2. Minimum Purchase. Acology shall purchase no less than 30,000 Units of the Product from Polymation, per month (the “Minimum Purchase”), prorated for any period less than a month on the basis of a thirty (30) day month. The Minimum Purchase shall increase by 10% on every annual anniversary of the Effective Date. Failure to meet the Minimum Purchase shall be deemed to be a material breach of this Agreement.
3. Pricing. The price of the Products to be charged to Acology (the “Price”) shall be $____ per unit. Acology and/or its designated distributors are free to set any price for resale of the Products. Polymation may adjust the Wholesale Price every 6 months proportionally with changes in the Consumer Price Index for All Urban Consumers, Los Angeles - Riverside-Orange County (6-Month Percent Change) as published by the United States Bureau of Labor Statistics, based on such Consumer Price Index on the date hereof, effective the first day of the month after the month in which Polymation shall give notice of such adjustment.
4. Delivery. Polymation shall deliver all orders of Products to D&C at 1620 Commerce St., #A, Corona, CA 92880 or as Acology shall instruct, F.O.B. Polymation’s facility in Newbury Park. Acology shall be responsible for all shipping costs and insurance. Polymation shall not be responsible for any loss occurring after delivery of the Products to Acology’s or D&C’s carrier.

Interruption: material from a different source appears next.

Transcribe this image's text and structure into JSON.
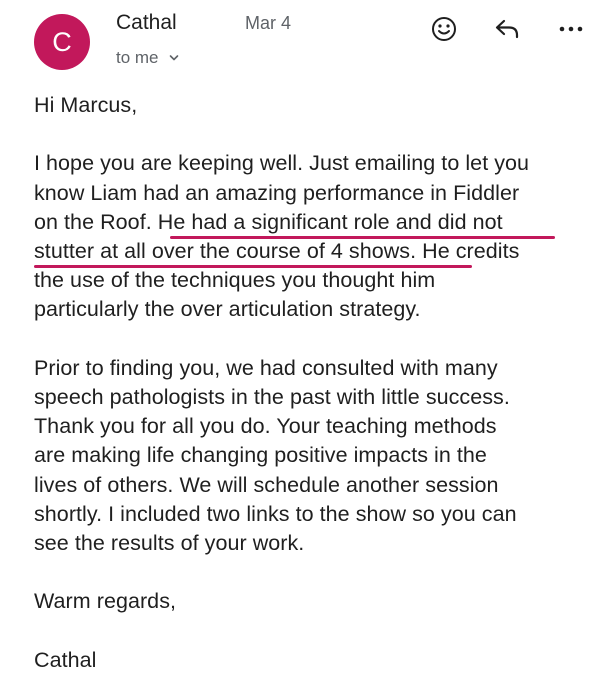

5. Fulfillment. Polymation’s delivery of Units, plus or minus 5% of the quantities ordered, shall constitute delivery of the order. Nevertheless, Acology shall be obligated to pay only for the amount of Products actually delivered. Delivery dates of Units may vary due to availability of manufacturing materials (resin). Polymation shall not be responsible for delays in delivery of Products caused by unavailability of resin. Polymation will use its best efforts to meet delivery dates in general, however, in the event a delivery date cannot be met, Polymation shall not be not liable for missed schedules, sales, or commitments, made by Acology or D&C, or any resulting actions, claims or damages.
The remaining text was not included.